Courant masculiniste proche des Incels, le mouvement « red-pill » a réussi à faire parler de lui. Se concentrant sur la notion de masculinité et de développement personnel, la red-pill prétend connaître la vérité. Elle condamne une société qui se conforterait dans l’ignorance et le « politiquement correct ». Entre phrases d’encouragement à la salle de sport, discours misogynes et philosophie néo-nazie, il n’y a qu’un pas pour les redpillers. Décryptage.
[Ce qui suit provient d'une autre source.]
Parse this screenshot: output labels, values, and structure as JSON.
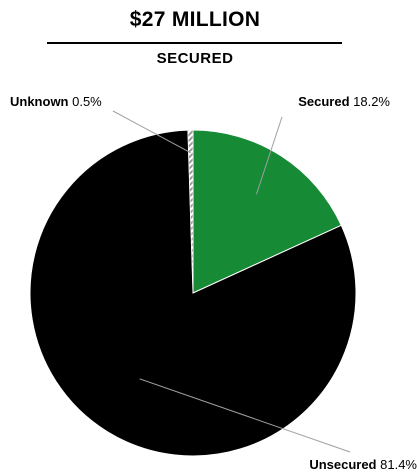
{
  "chart": {
    "title": "$27 MILLION",
    "subtitle": "SECURED"
  },
  "colors": {
    "secured": "#168a35",
    "unsecured": "#000000",
    "unknown_stripe_a": "#ffffff",
    "unknown_stripe_b": "#9a9a9a",
    "leader_line": "#a0a0a0"
  },
  "chart_data": {
    "type": "pie",
    "title": "$27 MILLION",
    "subtitle": "SECURED",
    "slices": [
      {
        "label": "Secured",
        "value": 18.2,
        "display": "18.2%",
        "color": "#168a35",
        "pattern": "solid"
      },
      {
        "label": "Unsecured",
        "value": 81.4,
        "display": "81.4%",
        "color": "#000000",
        "pattern": "solid"
      },
      {
        "label": "Unknown",
        "value": 0.5,
        "display": "0.5%",
        "color": "#9a9a9a",
        "pattern": "hatched"
      }
    ],
    "start_angle_deg": 0,
    "direction": "clockwise"
  }
}
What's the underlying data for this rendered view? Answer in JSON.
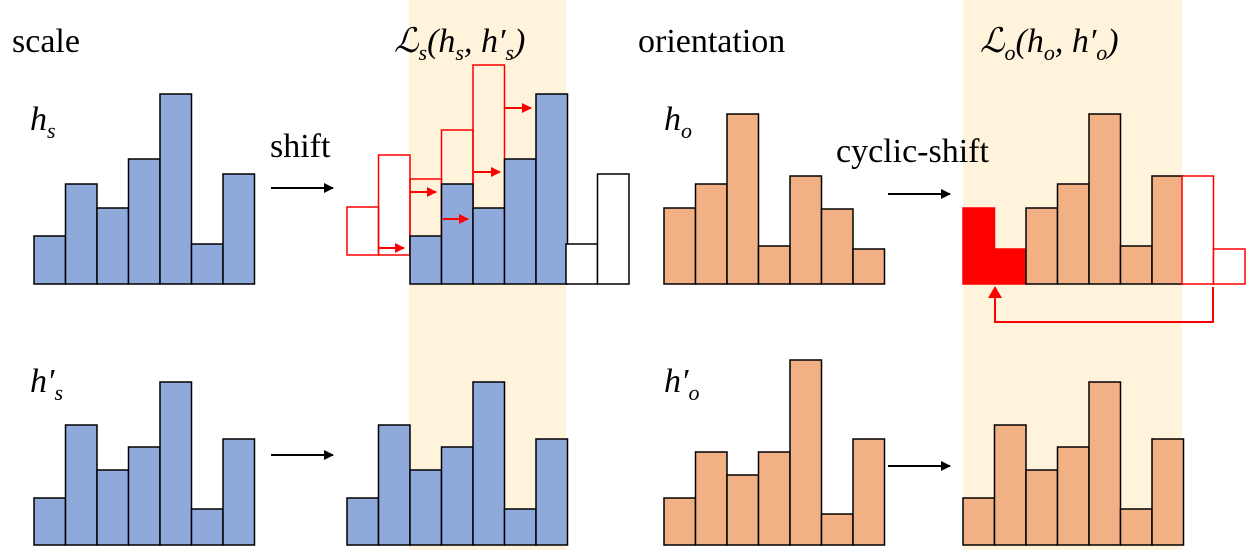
{
  "colors": {
    "scale_bar": "#8FA9DB",
    "orientation_bar": "#F2B185",
    "highlight_band": "#FFF3DC",
    "shift_red": "#FF0000",
    "outline": "#000000"
  },
  "labels": {
    "scale": "scale",
    "orientation": "orientation",
    "shift": "shift",
    "cyclic_shift": "cyclic-shift",
    "loss_s": {
      "main": "ℒ",
      "sub": "s",
      "args": "(h",
      "arg1sub": "s",
      "sep": ", h′",
      "arg2sub": "s",
      "close": ")"
    },
    "loss_o": {
      "main": "ℒ",
      "sub": "o",
      "args": "(h",
      "arg1sub": "o",
      "sep": ", h′",
      "arg2sub": "o",
      "close": ")"
    },
    "h_s": {
      "base": "h",
      "sub": "s"
    },
    "h_s_prime": {
      "base": "h′",
      "sub": "s"
    },
    "h_o": {
      "base": "h",
      "sub": "o"
    },
    "h_o_prime": {
      "base": "h′",
      "sub": "o"
    }
  },
  "chart_data": {
    "type": "bar",
    "histograms": {
      "h_s": [
        48,
        100,
        76,
        125,
        190,
        40,
        110
      ],
      "h_o": [
        76,
        100,
        170,
        38,
        108,
        75,
        35
      ],
      "h_prime": [
        47,
        120,
        75,
        98,
        163,
        36,
        106
      ]
    },
    "shifted_h_s_outline": [
      48,
      100,
      76,
      125,
      190
    ],
    "trailing_empty": [
      40,
      110
    ],
    "cyclic_wrapped_filled": [
      76,
      35
    ],
    "cyclic_trailing_empty": [
      108,
      35
    ]
  }
}
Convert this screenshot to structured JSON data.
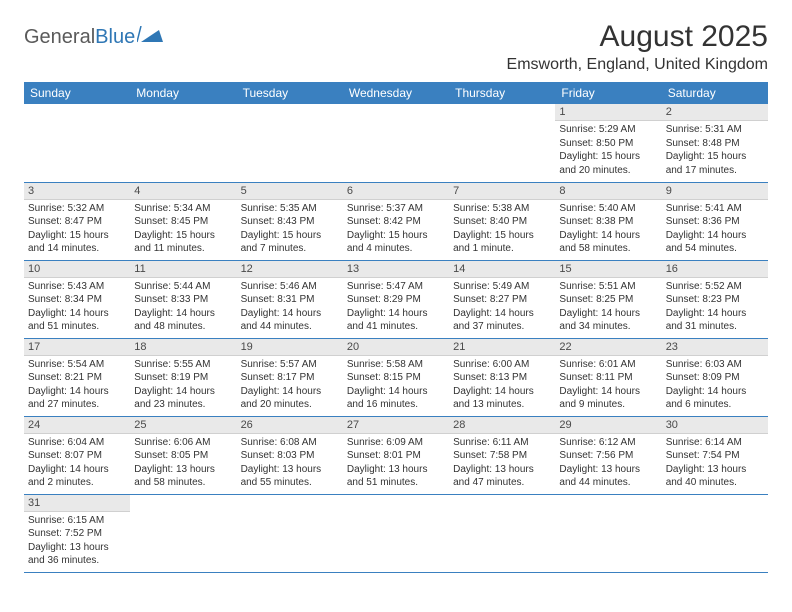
{
  "logo": {
    "text1": "General",
    "text2": "Blue"
  },
  "title": "August 2025",
  "location": "Emsworth, England, United Kingdom",
  "colors": {
    "header_bg": "#3a80c0",
    "header_text": "#ffffff",
    "daynum_bg": "#e9e9e9",
    "daynum_text": "#4a4a4a",
    "body_text": "#333333",
    "logo_gray": "#5a5a5a",
    "logo_blue": "#2f77b5",
    "border": "#3a80c0"
  },
  "weekdays": [
    "Sunday",
    "Monday",
    "Tuesday",
    "Wednesday",
    "Thursday",
    "Friday",
    "Saturday"
  ],
  "weeks": [
    [
      null,
      null,
      null,
      null,
      null,
      {
        "n": "1",
        "sr": "5:29 AM",
        "ss": "8:50 PM",
        "dl": "15 hours and 20 minutes."
      },
      {
        "n": "2",
        "sr": "5:31 AM",
        "ss": "8:48 PM",
        "dl": "15 hours and 17 minutes."
      }
    ],
    [
      {
        "n": "3",
        "sr": "5:32 AM",
        "ss": "8:47 PM",
        "dl": "15 hours and 14 minutes."
      },
      {
        "n": "4",
        "sr": "5:34 AM",
        "ss": "8:45 PM",
        "dl": "15 hours and 11 minutes."
      },
      {
        "n": "5",
        "sr": "5:35 AM",
        "ss": "8:43 PM",
        "dl": "15 hours and 7 minutes."
      },
      {
        "n": "6",
        "sr": "5:37 AM",
        "ss": "8:42 PM",
        "dl": "15 hours and 4 minutes."
      },
      {
        "n": "7",
        "sr": "5:38 AM",
        "ss": "8:40 PM",
        "dl": "15 hours and 1 minute."
      },
      {
        "n": "8",
        "sr": "5:40 AM",
        "ss": "8:38 PM",
        "dl": "14 hours and 58 minutes."
      },
      {
        "n": "9",
        "sr": "5:41 AM",
        "ss": "8:36 PM",
        "dl": "14 hours and 54 minutes."
      }
    ],
    [
      {
        "n": "10",
        "sr": "5:43 AM",
        "ss": "8:34 PM",
        "dl": "14 hours and 51 minutes."
      },
      {
        "n": "11",
        "sr": "5:44 AM",
        "ss": "8:33 PM",
        "dl": "14 hours and 48 minutes."
      },
      {
        "n": "12",
        "sr": "5:46 AM",
        "ss": "8:31 PM",
        "dl": "14 hours and 44 minutes."
      },
      {
        "n": "13",
        "sr": "5:47 AM",
        "ss": "8:29 PM",
        "dl": "14 hours and 41 minutes."
      },
      {
        "n": "14",
        "sr": "5:49 AM",
        "ss": "8:27 PM",
        "dl": "14 hours and 37 minutes."
      },
      {
        "n": "15",
        "sr": "5:51 AM",
        "ss": "8:25 PM",
        "dl": "14 hours and 34 minutes."
      },
      {
        "n": "16",
        "sr": "5:52 AM",
        "ss": "8:23 PM",
        "dl": "14 hours and 31 minutes."
      }
    ],
    [
      {
        "n": "17",
        "sr": "5:54 AM",
        "ss": "8:21 PM",
        "dl": "14 hours and 27 minutes."
      },
      {
        "n": "18",
        "sr": "5:55 AM",
        "ss": "8:19 PM",
        "dl": "14 hours and 23 minutes."
      },
      {
        "n": "19",
        "sr": "5:57 AM",
        "ss": "8:17 PM",
        "dl": "14 hours and 20 minutes."
      },
      {
        "n": "20",
        "sr": "5:58 AM",
        "ss": "8:15 PM",
        "dl": "14 hours and 16 minutes."
      },
      {
        "n": "21",
        "sr": "6:00 AM",
        "ss": "8:13 PM",
        "dl": "14 hours and 13 minutes."
      },
      {
        "n": "22",
        "sr": "6:01 AM",
        "ss": "8:11 PM",
        "dl": "14 hours and 9 minutes."
      },
      {
        "n": "23",
        "sr": "6:03 AM",
        "ss": "8:09 PM",
        "dl": "14 hours and 6 minutes."
      }
    ],
    [
      {
        "n": "24",
        "sr": "6:04 AM",
        "ss": "8:07 PM",
        "dl": "14 hours and 2 minutes."
      },
      {
        "n": "25",
        "sr": "6:06 AM",
        "ss": "8:05 PM",
        "dl": "13 hours and 58 minutes."
      },
      {
        "n": "26",
        "sr": "6:08 AM",
        "ss": "8:03 PM",
        "dl": "13 hours and 55 minutes."
      },
      {
        "n": "27",
        "sr": "6:09 AM",
        "ss": "8:01 PM",
        "dl": "13 hours and 51 minutes."
      },
      {
        "n": "28",
        "sr": "6:11 AM",
        "ss": "7:58 PM",
        "dl": "13 hours and 47 minutes."
      },
      {
        "n": "29",
        "sr": "6:12 AM",
        "ss": "7:56 PM",
        "dl": "13 hours and 44 minutes."
      },
      {
        "n": "30",
        "sr": "6:14 AM",
        "ss": "7:54 PM",
        "dl": "13 hours and 40 minutes."
      }
    ],
    [
      {
        "n": "31",
        "sr": "6:15 AM",
        "ss": "7:52 PM",
        "dl": "13 hours and 36 minutes."
      },
      null,
      null,
      null,
      null,
      null,
      null
    ]
  ],
  "labels": {
    "sunrise": "Sunrise:",
    "sunset": "Sunset:",
    "daylight": "Daylight:"
  }
}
Les sources de la red-pill

Le film de science-fiction « Matrix » (sœurs Wachowski, 1999) a marqué toute une génération. C’est grâce à la pilule rouge – la « red pill » en anglais – que Néo, le personnage principal, accède à la vérité en désactivant son esprit. Cette idée d’une dragée colorée permettant la connaissance ultime de l’ordre du monde a par la suite largement inspiré. Le documentaire « The Red Pill » (Cassie Jaye, 2016) participe à la popularisation du terme.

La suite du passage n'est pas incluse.